Nachricht

Knapp 100 Klimaschutzmaßnahmen stehen zur Debatte


Die Stadt Herrenberg hat sich zum Ziel gesetzt, bis spätestens zum Jahr 2050 klimaneutral zu werden. Hierfür wird unter Einbindung der Politik und Stadtgesellschaft ein Klimafahrplan erarbeitet. In der letzten Sitzung des Klimabeirates Ende Juni hat die Stadtverwaltung einen neuen Entwurf für das Strategiepapier vorgelegt. Dieser sieht eine Auflösung der strategischen Leitprojekte zugunsten von knapp 100 konkreten Maßnahmen vor.  

Auf Wunsch des Klimabeirates, der bei der Erarbeitung des Klimafahrplans aktiv mitwirkt, hatte die Stadtverwaltung mit Unterstützung der B.A.U.M. Consult GmbH den bisherigen Entwurf im Mai und Juni überarbeitet und neu strukturiert. Bei der letzten Sitzung des Klimabeirates stand nun die Vorstellung des neuen, rund 80 Seiten umfassenden Entwurfs auf der Agenda.
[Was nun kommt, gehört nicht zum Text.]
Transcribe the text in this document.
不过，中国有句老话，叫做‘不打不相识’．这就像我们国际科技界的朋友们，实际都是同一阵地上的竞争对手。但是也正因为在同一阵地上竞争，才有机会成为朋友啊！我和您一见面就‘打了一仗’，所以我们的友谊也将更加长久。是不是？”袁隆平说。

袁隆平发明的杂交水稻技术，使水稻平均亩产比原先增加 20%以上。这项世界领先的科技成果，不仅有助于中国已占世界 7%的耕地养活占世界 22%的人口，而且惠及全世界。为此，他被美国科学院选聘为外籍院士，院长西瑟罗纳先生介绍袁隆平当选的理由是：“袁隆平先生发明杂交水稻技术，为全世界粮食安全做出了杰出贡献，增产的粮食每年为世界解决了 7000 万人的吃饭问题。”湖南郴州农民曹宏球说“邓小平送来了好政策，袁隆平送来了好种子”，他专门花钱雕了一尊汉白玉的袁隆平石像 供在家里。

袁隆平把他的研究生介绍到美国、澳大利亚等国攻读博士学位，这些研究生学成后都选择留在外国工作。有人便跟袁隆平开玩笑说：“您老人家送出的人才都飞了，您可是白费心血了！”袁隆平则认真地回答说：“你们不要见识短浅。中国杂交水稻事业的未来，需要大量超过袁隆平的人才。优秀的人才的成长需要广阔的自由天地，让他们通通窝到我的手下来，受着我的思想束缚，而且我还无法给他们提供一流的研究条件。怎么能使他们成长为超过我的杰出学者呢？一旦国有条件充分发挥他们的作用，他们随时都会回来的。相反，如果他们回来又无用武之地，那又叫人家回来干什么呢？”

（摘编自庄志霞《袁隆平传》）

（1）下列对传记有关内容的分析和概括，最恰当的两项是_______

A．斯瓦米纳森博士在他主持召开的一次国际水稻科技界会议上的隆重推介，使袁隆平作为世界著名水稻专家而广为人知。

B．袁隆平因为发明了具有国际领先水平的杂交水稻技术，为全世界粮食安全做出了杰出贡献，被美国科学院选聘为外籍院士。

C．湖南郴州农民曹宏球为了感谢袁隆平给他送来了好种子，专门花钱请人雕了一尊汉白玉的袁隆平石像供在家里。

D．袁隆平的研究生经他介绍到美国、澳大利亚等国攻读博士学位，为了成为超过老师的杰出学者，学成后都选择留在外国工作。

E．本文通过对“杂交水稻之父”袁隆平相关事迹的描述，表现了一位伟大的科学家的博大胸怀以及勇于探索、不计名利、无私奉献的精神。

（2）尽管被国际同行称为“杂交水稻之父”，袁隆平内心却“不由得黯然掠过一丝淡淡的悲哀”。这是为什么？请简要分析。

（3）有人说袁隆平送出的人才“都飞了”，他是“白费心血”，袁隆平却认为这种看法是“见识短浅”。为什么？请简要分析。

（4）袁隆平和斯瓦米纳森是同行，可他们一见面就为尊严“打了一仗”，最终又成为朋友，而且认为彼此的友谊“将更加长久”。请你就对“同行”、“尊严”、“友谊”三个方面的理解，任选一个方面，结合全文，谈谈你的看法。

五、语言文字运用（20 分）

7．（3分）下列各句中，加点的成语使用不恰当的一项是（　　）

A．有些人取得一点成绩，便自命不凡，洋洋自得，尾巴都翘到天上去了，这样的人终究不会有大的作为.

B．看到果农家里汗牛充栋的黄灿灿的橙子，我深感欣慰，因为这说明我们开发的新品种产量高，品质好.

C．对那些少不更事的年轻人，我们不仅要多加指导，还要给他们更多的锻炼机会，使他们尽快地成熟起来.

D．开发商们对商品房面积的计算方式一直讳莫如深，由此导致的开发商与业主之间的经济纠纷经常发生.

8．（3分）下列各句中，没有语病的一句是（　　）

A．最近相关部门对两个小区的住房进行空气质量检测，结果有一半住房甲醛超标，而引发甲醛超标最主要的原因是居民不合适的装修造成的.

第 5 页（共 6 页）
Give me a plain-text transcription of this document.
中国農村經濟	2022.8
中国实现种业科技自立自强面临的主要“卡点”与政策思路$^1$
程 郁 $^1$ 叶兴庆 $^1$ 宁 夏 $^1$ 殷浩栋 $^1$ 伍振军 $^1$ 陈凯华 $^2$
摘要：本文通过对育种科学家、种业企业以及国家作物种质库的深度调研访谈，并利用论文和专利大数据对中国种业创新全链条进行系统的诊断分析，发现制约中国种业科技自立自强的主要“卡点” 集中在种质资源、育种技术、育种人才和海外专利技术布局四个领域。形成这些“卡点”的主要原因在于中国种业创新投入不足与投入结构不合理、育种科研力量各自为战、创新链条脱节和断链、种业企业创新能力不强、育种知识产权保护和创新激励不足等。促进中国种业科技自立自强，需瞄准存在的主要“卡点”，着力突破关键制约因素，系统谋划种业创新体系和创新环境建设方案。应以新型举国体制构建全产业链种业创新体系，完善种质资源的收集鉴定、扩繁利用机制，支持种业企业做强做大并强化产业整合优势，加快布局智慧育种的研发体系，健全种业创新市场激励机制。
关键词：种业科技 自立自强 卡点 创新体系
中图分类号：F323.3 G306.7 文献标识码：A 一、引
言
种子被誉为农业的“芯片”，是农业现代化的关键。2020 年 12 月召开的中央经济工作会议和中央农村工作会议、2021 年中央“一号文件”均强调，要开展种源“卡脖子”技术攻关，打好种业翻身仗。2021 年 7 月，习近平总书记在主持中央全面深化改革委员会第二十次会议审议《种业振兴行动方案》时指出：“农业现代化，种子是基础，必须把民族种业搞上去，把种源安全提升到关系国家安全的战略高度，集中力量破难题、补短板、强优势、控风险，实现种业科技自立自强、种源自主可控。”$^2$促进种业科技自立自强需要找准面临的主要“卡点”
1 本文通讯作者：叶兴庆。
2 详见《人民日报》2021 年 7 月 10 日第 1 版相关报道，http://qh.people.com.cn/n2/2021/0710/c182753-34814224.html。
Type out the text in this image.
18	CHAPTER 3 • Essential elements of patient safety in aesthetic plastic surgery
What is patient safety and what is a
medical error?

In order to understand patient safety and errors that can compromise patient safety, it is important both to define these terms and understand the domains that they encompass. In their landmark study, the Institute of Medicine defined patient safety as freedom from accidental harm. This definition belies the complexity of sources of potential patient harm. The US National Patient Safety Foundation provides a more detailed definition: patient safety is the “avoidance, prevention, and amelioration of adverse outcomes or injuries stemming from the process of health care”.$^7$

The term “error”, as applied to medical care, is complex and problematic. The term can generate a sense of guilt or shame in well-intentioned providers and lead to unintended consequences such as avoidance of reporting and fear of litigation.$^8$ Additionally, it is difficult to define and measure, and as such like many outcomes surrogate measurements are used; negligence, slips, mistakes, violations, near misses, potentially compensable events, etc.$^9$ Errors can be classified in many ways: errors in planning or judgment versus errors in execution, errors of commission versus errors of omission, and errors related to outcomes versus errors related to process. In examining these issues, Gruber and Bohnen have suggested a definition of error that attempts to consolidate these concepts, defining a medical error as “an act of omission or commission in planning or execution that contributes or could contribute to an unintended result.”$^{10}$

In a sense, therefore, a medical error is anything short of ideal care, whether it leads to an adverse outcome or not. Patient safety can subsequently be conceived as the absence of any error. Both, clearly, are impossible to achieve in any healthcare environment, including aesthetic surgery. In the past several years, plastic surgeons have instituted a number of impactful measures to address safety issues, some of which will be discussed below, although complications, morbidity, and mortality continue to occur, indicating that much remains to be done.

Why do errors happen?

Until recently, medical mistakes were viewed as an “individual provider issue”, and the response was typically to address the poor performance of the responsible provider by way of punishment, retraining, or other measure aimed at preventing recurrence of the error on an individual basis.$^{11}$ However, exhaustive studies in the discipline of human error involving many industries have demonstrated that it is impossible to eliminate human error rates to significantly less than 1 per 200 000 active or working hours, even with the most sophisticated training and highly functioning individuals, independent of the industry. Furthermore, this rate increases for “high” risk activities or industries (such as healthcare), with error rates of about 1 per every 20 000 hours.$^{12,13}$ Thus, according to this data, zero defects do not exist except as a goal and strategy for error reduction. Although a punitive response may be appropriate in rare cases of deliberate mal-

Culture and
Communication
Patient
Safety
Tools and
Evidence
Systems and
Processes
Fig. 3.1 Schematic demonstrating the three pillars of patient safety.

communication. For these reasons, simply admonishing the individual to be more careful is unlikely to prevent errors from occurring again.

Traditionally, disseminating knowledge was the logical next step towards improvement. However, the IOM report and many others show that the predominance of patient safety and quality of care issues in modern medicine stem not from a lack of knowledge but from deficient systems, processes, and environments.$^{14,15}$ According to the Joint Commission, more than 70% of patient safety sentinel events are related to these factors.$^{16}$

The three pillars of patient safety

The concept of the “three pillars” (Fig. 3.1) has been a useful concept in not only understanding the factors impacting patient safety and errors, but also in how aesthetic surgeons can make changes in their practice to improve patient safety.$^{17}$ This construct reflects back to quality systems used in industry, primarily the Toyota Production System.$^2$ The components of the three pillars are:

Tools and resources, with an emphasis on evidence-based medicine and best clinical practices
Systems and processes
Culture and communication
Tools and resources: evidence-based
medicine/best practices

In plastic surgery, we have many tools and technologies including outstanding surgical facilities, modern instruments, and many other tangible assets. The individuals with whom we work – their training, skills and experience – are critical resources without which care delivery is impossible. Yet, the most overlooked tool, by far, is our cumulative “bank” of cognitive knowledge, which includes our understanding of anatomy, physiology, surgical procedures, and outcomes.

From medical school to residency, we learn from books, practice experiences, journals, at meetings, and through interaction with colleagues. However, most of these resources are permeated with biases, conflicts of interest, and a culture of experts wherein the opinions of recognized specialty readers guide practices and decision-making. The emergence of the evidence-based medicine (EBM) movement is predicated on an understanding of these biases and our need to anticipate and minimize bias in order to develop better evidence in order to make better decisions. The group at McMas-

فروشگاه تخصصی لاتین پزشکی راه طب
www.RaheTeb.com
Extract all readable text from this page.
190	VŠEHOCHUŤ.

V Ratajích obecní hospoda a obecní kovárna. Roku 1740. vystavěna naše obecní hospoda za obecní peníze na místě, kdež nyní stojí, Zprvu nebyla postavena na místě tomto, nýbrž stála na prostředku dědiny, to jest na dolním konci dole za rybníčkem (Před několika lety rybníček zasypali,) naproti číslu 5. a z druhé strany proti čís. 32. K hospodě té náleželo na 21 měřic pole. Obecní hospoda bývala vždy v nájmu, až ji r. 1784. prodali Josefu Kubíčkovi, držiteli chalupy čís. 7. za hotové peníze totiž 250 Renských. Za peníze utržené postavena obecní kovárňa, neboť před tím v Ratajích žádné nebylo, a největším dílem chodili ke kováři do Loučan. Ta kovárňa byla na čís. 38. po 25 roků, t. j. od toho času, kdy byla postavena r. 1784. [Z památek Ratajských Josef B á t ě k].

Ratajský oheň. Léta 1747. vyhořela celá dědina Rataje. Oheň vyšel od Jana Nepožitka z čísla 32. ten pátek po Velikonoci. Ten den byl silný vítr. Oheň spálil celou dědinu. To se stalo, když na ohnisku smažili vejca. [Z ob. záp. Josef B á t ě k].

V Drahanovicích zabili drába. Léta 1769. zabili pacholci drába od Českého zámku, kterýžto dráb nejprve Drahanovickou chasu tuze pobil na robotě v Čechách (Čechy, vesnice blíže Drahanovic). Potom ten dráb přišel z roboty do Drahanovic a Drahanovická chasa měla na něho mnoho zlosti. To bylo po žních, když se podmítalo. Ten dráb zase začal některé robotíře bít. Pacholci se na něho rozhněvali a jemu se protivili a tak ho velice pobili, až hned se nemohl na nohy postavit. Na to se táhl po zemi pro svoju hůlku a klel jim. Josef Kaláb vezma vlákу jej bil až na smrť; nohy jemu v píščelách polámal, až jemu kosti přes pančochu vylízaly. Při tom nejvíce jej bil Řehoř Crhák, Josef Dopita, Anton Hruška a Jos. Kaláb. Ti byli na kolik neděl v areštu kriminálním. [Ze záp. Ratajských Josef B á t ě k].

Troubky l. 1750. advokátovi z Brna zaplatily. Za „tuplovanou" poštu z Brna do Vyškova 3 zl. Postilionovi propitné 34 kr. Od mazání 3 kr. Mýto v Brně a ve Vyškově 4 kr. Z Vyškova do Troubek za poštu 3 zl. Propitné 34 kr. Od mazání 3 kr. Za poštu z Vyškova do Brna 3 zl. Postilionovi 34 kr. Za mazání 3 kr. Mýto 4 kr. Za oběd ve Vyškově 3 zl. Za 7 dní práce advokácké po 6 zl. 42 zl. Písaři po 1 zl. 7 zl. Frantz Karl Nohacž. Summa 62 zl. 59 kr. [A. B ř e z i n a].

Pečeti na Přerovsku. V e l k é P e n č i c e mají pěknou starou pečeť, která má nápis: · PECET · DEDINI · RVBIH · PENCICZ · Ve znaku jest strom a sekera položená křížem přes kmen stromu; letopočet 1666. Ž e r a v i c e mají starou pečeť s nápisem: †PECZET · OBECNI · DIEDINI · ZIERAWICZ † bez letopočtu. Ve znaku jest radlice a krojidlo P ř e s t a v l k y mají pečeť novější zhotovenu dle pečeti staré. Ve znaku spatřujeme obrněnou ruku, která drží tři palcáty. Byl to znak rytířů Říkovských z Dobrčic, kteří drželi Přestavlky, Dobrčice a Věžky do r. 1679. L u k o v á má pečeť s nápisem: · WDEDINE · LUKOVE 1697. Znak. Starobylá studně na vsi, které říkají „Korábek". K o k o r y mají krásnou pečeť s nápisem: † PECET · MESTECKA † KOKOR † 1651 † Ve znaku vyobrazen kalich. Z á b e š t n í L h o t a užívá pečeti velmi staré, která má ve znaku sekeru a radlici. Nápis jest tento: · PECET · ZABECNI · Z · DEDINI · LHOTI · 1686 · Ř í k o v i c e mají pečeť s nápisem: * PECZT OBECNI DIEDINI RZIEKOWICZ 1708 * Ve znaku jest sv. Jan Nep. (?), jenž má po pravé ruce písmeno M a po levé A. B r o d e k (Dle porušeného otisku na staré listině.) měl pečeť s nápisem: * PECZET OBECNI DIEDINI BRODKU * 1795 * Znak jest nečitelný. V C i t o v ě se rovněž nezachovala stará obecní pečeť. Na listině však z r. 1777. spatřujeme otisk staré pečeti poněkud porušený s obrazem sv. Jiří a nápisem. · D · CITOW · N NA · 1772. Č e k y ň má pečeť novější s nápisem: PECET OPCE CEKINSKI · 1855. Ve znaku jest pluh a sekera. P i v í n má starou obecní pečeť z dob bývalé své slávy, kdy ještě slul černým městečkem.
Leitprojekte werden ersetzt

Im neuen Entwurf werden die 22 Leitprojekte, die nach den Beteiligungsworkshops im März und April ausgearbeitet wurden, durch 92 Klimaschutzmaßnahmen, die neun Handlungsfeldern zugeordnet sind, ersetzt. Der Klimabeirat hatte die Leitprojekte als zu wenig konkret und unübersichtlich kritisiert. Die neue Struktur wird nicht nur von der Stadtverwaltung, sondern auch vom Klimabeirat begrüßt. „Die Leitprojekte haben sich für eine spätere Umsetzung des Klimafahrplans als nicht handhabbar erwiesen“, so Baubürgermeisterin Susanne Schreiber. Die Konkretisierung der Maßnahmen sowie eine klare Zuweisung von Beginn, Dauer, Zuständigkeiten und Aufwänden seien auch für die Mitarbeiterinnen und Mitarbeiter der Stadtverwaltung zwingend erforderlich. Zudem sei besser nachzuvollziehen, wieviel CO2 durch die geplanten Aktivitäten eingespart werden kann.

Gutachterlich bewertet und ausgewählt

Die 92 Maßnahmen flossen auf verschiedenen Wegen in den Entwurf ein: Bürgerinnen und Bürger haben ihre Ideen in Beteiligungsworkshops oder über eine virtuelle Pinnwand eingebracht. Weitere Maßnahmen entstammen Expertengesprächen oder kommen vom Klimabeirat, von der Stadtverwaltung und B.A.U.M. Consult. Alle Maßnahmen wurden durch B.A.U.M. Consult gutachterlich bewertet und abschließend wurden 92 ausgewählt. Kriterien waren hierbei unter anderem der Beitrag zur Energieeinsparung, zur Erzeugung erneuerbarer Energien, zur regionalen Wertschöpfung, zum Bewusstseinswandel in der Bevölkerung und zur Schaffung von Grundlagen für den Klimaschutz.

Priorisierung bis Ende Juli

Wie viele der 92 Maßnahmen tatsächlich realisiert werden, soll in den nächsten Wochen entschieden werden. Im nächsten Schritt werden die im Klimabeirat vertretenen Initiativen und Fraktionen die Maßnahmen prüfen und nach Dringlichkeit und Wichtigkeit priorisieren, sodass dann in der nächsten Sitzung des Klimabeirates am 22. Juli gemeinsam darüber beraten werden kann. Parallel dazu wird an einer zweiten, umfangreicheren Version des Klimafahrplans weitergearbeitet.

Weitere Abstimmungen erforderlich

Aufgrund der Neustrukturierung und der dadurch erforderlichen Ausarbeitung eines neuen Entwurfs verschiebt sich die Verabschiedung des Klimafahrplans auf das zweite Halbjahr 2021. „Leider können wir die anvisierte Verabschiedung durch den Gemeinderat vor der Sommerpause nicht halten“, bedauert Schreiber. „In den letzten Wochen ist deutlich geworden, dass die vorgesehene, knappe Zeitschiene dem komplexen Thema nicht gerecht wird.“ Insbesondere mit dem Klimabeirat und den darin vertretenen Fraktionen seien weitere Beratungen nach der Sommerpause erforderlich. „Letztendlich wird sich die weitere Abstimmungsrunde jedoch lohnen“, ist Schreiber überzeugt.